Diet and exercise have long been recommended cancer preventatives according to the American Cancer Society. Not until last fall, though, was there clinical proof that diet and exercise were keys to survival for cancer patients. About 62 percent of Americans with cancer live five or more years after their diagnosis. The good news is that they instantly can take charge of at least one element of their lives.

 

“We know there is a link between cancer survivors and nutrition, physical activity and weight in terms of recurrence and mortality,” says Colleen Doyle, MS, RD, director of Nutrition and Physical Activity at the American Cancer Society. “Probably the most important thing is weight control. Breast cancer survivors who are overweight or gain excess weight are at greater risk of dying from breast cancer.”

 

According to recent evidence, three to five hours of exercise a week can cut by 50 percent the risk of death in breast cancer patients; one hour of average walking can cut it by 20 percent. Weight also is a factor linked to cancer recurrence, as well as to heart disease and diabetes in men with prostate cancer.

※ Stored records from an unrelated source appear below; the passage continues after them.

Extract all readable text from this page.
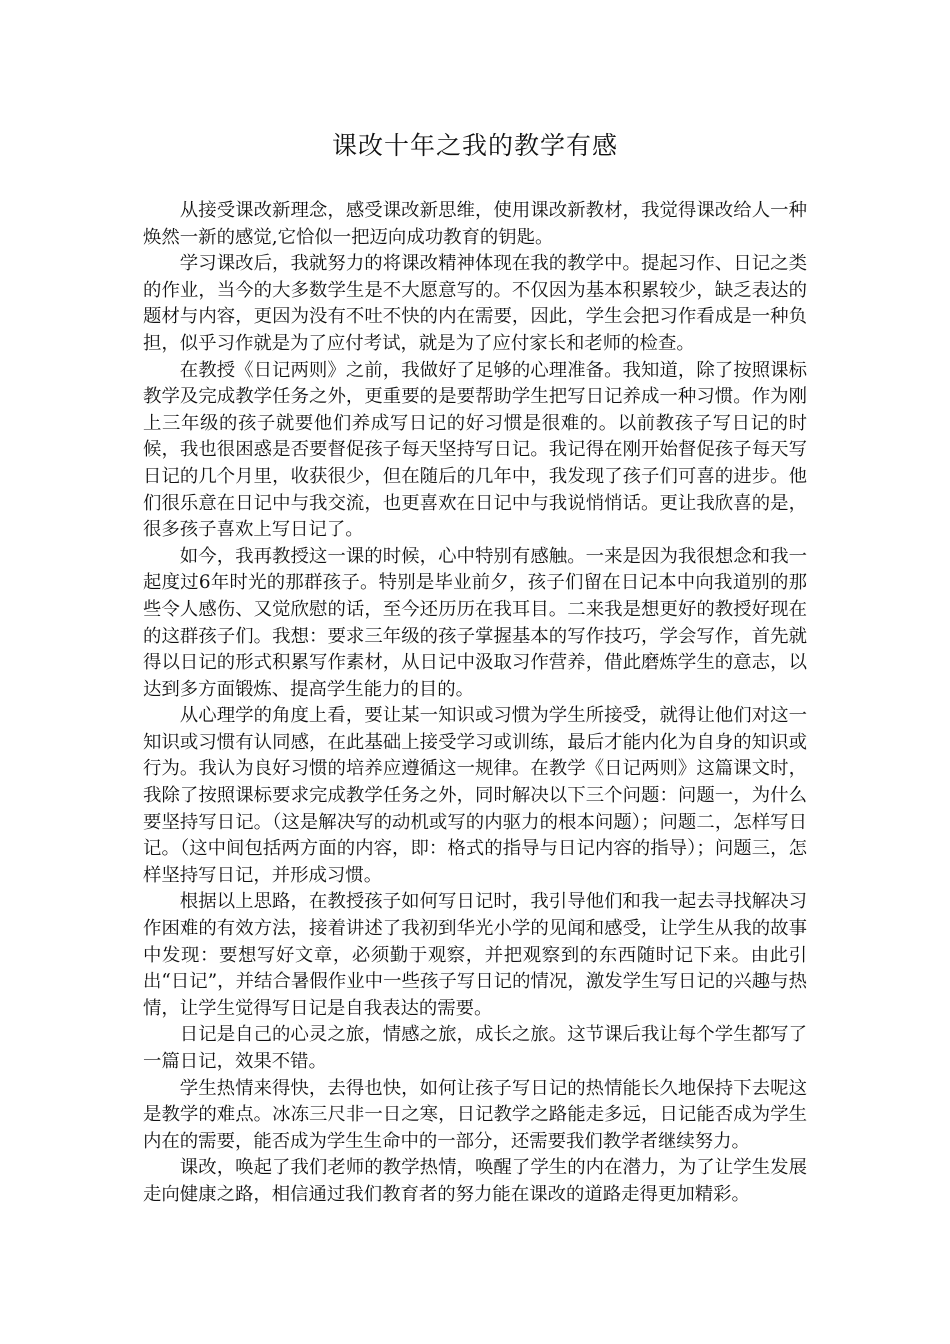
课改十年之我的教学有感

从接受课改新理念，感受课改新思维，使用课改新教材，我觉得课改给人一种焕然一新的感觉,它恰似一把迈向成功教育的钥匙。

学习课改后，我就努力的将课改精神体现在我的教学中。提起习作、日记之类的作业，当今的大多数学生是不大愿意写的。不仅因为基本积累较少，缺乏表达的题材与内容，更因为没有不吐不快的内在需要，因此，学生会把习作看成是一种负担，似乎习作就是为了应付考试，就是为了应付家长和老师的检查。

在教授《日记两则》之前，我做好了足够的心理准备。我知道，除了按照课标教学及完成教学任务之外，更重要的是要帮助学生把写日记养成一种习惯。作为刚上三年级的孩子就要他们养成写日记的好习惯是很难的。以前教孩子写日记的时候，我也很困惑是否要督促孩子每天坚持写日记。我记得在刚开始督促孩子每天写日记的几个月里，收获很少，但在随后的几年中，我发现了孩子们可喜的进步。他们很乐意在日记中与我交流，也更喜欢在日记中与我说悄悄话。更让我欣喜的是，很多孩子喜欢上写日记了。

如今，我再教授这一课的时候，心中特别有感触。一来是因为我很想念和我一起度过6年时光的那群孩子。特别是毕业前夕，孩子们留在日记本中向我道别的那些令人感伤、又觉欣慰的话，至今还历历在我耳目。二来我是想更好的教授好现在的这群孩子们。我想：要求三年级的孩子掌握基本的写作技巧，学会写作，首先就得以日记的形式积累写作素材，从日记中汲取习作营养，借此磨炼学生的意志，以达到多方面锻炼、提高学生能力的目的。

从心理学的角度上看，要让某一知识或习惯为学生所接受，就得让他们对这一知识或习惯有认同感，在此基础上接受学习或训练，最后才能内化为自身的知识或行为。我认为良好习惯的培养应遵循这一规律。在教学《日记两则》这篇课文时，我除了按照课标要求完成教学任务之外，同时解决以下三个问题：问题一，为什么要坚持写日记。（这是解决写的动机或写的内驱力的根本问题）；问题二，怎样写日记。（这中间包括两方面的内容，即：格式的指导与日记内容的指导）；问题三，怎样坚持写日记，并形成习惯。

根据以上思路，在教授孩子如何写日记时，我引导他们和我一起去寻找解决习作困难的有效方法，接着讲述了我初到华光小学的见闻和感受，让学生从我的故事中发现：要想写好文章，必须勤于观察，并把观察到的东西随时记下来。由此引出“日记”，并结合暑假作业中一些孩子写日记的情况，激发学生写日记的兴趣与热情，让学生觉得写日记是自我表达的需要。

日记是自己的心灵之旅，情感之旅，成长之旅。这节课后我让每个学生都写了一篇日记，效果不错。

学生热情来得快，去得也快，如何让孩子写日记的热情能长久地保持下去呢这是教学的难点。冰冻三尺非一日之寒，日记教学之路能走多远，日记能否成为学生内在的需要，能否成为学生生命中的一部分，还需要我们教学者继续努力。

课改，唤起了我们老师的教学热情，唤醒了学生的内在潜力，为了让学生发展走向健康之路，相信通过我们教育者的努力能在课改的道路走得更加精彩。
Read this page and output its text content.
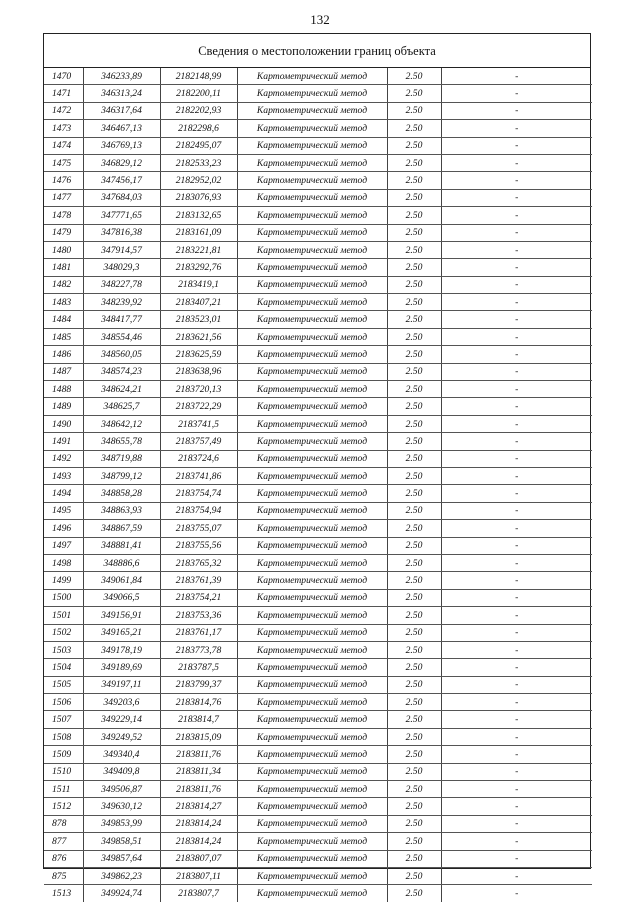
132
Сведения о местоположении границ объекта
1470	346233,89	2182148,99	Картометрический метод	2.50	-
1471	346313,24	2182200,11	Картометрический метод	2.50	-
1472	346317,64	2182202,93	Картометрический метод	2.50	-
1473	346467,13	2182298,6	Картометрический метод	2.50	-
1474	346769,13	2182495,07	Картометрический метод	2.50	-
1475	346829,12	2182533,23	Картометрический метод	2.50	-
1476	347456,17	2182952,02	Картометрический метод	2.50	-
1477	347684,03	2183076,93	Картометрический метод	2.50	-
1478	347771,65	2183132,65	Картометрический метод	2.50	-
1479	347816,38	2183161,09	Картометрический метод	2.50	-
1480	347914,57	2183221,81	Картометрический метод	2.50	-
1481	348029,3	2183292,76	Картометрический метод	2.50	-
1482	348227,78	2183419,1	Картометрический метод	2.50	-
1483	348239,92	2183407,21	Картометрический метод	2.50	-
1484	348417,77	2183523,01	Картометрический метод	2.50	-
1485	348554,46	2183621,56	Картометрический метод	2.50	-
1486	348560,05	2183625,59	Картометрический метод	2.50	-
1487	348574,23	2183638,96	Картометрический метод	2.50	-
1488	348624,21	2183720,13	Картометрический метод	2.50	-
1489	348625,7	2183722,29	Картометрический метод	2.50	-
1490	348642,12	2183741,5	Картометрический метод	2.50	-
1491	348655,78	2183757,49	Картометрический метод	2.50	-
1492	348719,88	2183724,6	Картометрический метод	2.50	-
1493	348799,12	2183741,86	Картометрический метод	2.50	-
1494	348858,28	2183754,74	Картометрический метод	2.50	-
1495	348863,93	2183754,94	Картометрический метод	2.50	-
1496	348867,59	2183755,07	Картометрический метод	2.50	-
1497	348881,41	2183755,56	Картометрический метод	2.50	-
1498	348886,6	2183765,32	Картометрический метод	2.50	-
1499	349061,84	2183761,39	Картометрический метод	2.50	-
1500	349066,5	2183754,21	Картометрический метод	2.50	-
1501	349156,91	2183753,36	Картометрический метод	2.50	-
1502	349165,21	2183761,17	Картометрический метод	2.50	-
1503	349178,19	2183773,78	Картометрический метод	2.50	-
1504	349189,69	2183787,5	Картометрический метод	2.50	-
1505	349197,11	2183799,37	Картометрический метод	2.50	-
1506	349203,6	2183814,76	Картометрический метод	2.50	-
1507	349229,14	2183814,7	Картометрический метод	2.50	-
1508	349249,52	2183815,09	Картометрический метод	2.50	-
1509	349340,4	2183811,76	Картометрический метод	2.50	-
1510	349409,8	2183811,34	Картометрический метод	2.50	-
1511	349506,87	2183811,76	Картометрический метод	2.50	-
1512	349630,12	2183814,27	Картометрический метод	2.50	-
878	349853,99	2183814,24	Картометрический метод	2.50	-
877	349858,51	2183814,24	Картометрический метод	2.50	-
876	349857,64	2183807,07	Картометрический метод	2.50	-
875	349862,23	2183807,11	Картометрический метод	2.50	-
1513	349924,74	2183807,7	Картометрический метод	2.50	-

Exercise will help.

 

“There’s a lot of evidence that physical activity increases quality-of-life issues with cancer survivors,” says Doyle. “Dealing with depression, feeling less stressed, feeling more in control of things. You hear survivors talk about feeling a lack of control, and certainly diet and exercise can give cancer survivors a sense of control, a sense that they can be doing something for themselves.”

 

Such control can be embraced in a team effort by patients and caregivers. “Typically, caregivers are family members. Working together, you can get on a really healthy lifestyle plan,” Doyle says. “You start eating well together, exercising together, maintaining a healthy weight together. It’s something hopeful you can grasp immediately and start right away, together.”